Kimi generated.

duitang

Introduction

This Python script is designed to download images from the Duitang website based on a user-provided search query. It uses the argparse library to parse command line arguments, BeautifulSoup for parsing HTML content, selenium for browser automation, and tqdm for progress display.

Parameters

  • -q, --query: The search query string to use on Duitang. If the query contains spaces, it should be enclosed in quotation marks. Defaults to an empty string.
  • -n, --num-pages: The number of pages from which to download images. Defaults to 5.
  • -o, --output: The directory path where the downloaded images will be saved. Defaults to the current directory.
  • -t, --type: The file type of the image files to download.
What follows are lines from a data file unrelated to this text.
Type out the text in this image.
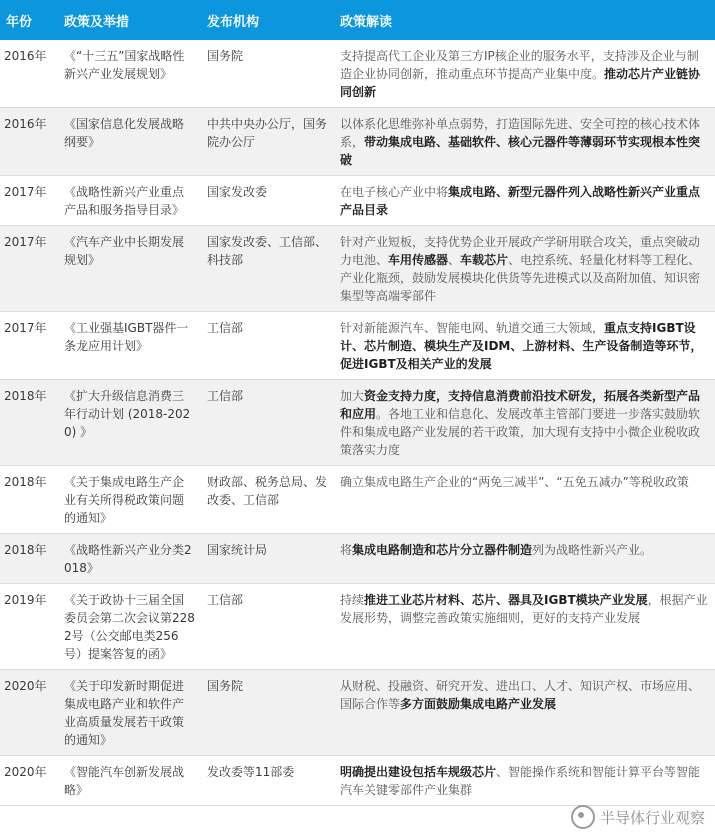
年份	政策及举措	发布机构	政策解读
2016年	《“十三五”国家战略性新兴产业发展规划》	国务院	支持提高代工企业及第三方IP核企业的服务水平，支持涉及企业与制造企业协同创新，推动重点环节提高产业集中度。推动芯片产业链协同创新
2016年	《国家信息化发展战略纲要》	中共中央办公厅，国务院办公厅	以体系化思维弥补单点弱势，打造国际先进、安全可控的核心技术体系，带动集成电路、基础软件、核心元器件等薄弱环节实现根本性突破
2017年	《战略性新兴产业重点产品和服务指导目录》	国家发改委	在电子核心产业中将集成电路、新型元器件列入战略性新兴产业重点产品目录
2017年	《汽车产业中长期发展规划》	国家发改委、工信部、科技部	针对产业短板，支持优势企业开展政产学研用联合攻关，重点突破动力电池、车用传感器、车载芯片、电控系统、轻量化材料等工程化、产业化瓶颈，鼓励发展模块化供货等先进模式以及高附加值、知识密集型等高端零部件
2017年	《工业强基IGBT器件一条龙应用计划》	工信部	针对新能源汽车、智能电网、轨道交通三大领域，重点支持IGBT设计、芯片制造、模块生产及IDM、上游材料、生产设备制造等环节，促进IGBT及相关产业的发展
2018年	《扩大升级信息消费三年行动计划 (2018-2020) 》	工信部	加大资金支持力度，支持信息消费前沿技术研发，拓展各类新型产品和应用。各地工业和信息化、发展改革主管部门要进一步落实鼓励软件和集成电路产业发展的若干政策，加大现有支持中小微企业税收政策落实力度
2018年	《关于集成电路生产企业有关所得税政策问题的通知》	财政部、税务总局、发改委、工信部	确立集成电路生产企业的“两免三减半”、“五免五减办”等税收政策
2018年	《战略性新兴产业分类2018》	国家统计局	将集成电路制造和芯片分立器件制造列为战略性新兴产业。
2019年	《关于政协十三届全国委员会第二次会议第2282号（公交邮电类256号）提案答复的函》	工信部	持续推进工业芯片材料、芯片、器具及IGBT模块产业发展，根据产业发展形势，调整完善政策实施细则，更好的支持产业发展
2020年	《关于印发新时期促进集成电路产业和软件产业高质量发展若干政策的通知》	国务院	从财税、投融资、研究开发、进出口、人才、知识产权、市场应用、国际合作等多方面鼓励集成电路产业发展
2020年	《智能汽车创新发展战略》	发改委等11部委	明确提出建设包括车规级芯片、智能操作系统和智能计算平台等智能汽车关键零部件产业集群
半导体行业观察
Can be either 'jpg' or 'avif'. Defaults to 'jpg'.
  • -g, -gui: A flag to indicate whether to use Selenium's GUI mode for downloading images. Defaults to False (headless mode).
  • -u, --undetected-chromedriver: A flag to indicate whether to use an undetected ChromeDriver with Selenium. This can help avoid detection by certain websites. Defaults to False.

Behavior

  1. The script sets up command line argument parsing and defines the expected arguments.
  2. It initializes a Selenium Browser object with the specified options, including whether to run in headless mode and whether to use an undetected ChromeDriver.
  3. The script uses the Duitang base URL to start a search based on the provided query.
  4. It scrolls through each page, extracts image URLs, and initiates downloads for each image.
  5. The script uses a coroutine pool to asynchronously download images, which can improve download speed.
  6. It saves a record of downloaded URLs to avoid re-downloading the same images in future runs.

Notes

  • The script requires the selenium, beautifulsoup4, tqdm, and pillow_heif (for AVIF support) libraries to be installed.
  • The Configs.web.request_header is used as the User-Agent string for HTTP requests, which should be defined within the mbapy library or the script's configuration.
  • The script includes error handling and logging functionality through the put_err function from the mbapy library.
  • The clean_path function is used to sanitize the output directory path.
  • The show_args function displays the provided arguments in a formatted manner.

Examples

To run the script with a search query and download 10 pages of images in AVIF format to a specified directory:

mbapy-cli duitang -q "search term" -n 10 -o "/path/to/output" -t avif

To run the script in GUI mode with headless disabled:

mbapy-cli duitang -q "search term" -g

To run the script with an undetected ChromeDriver:

mbapy-cli duitang -q "search term" -u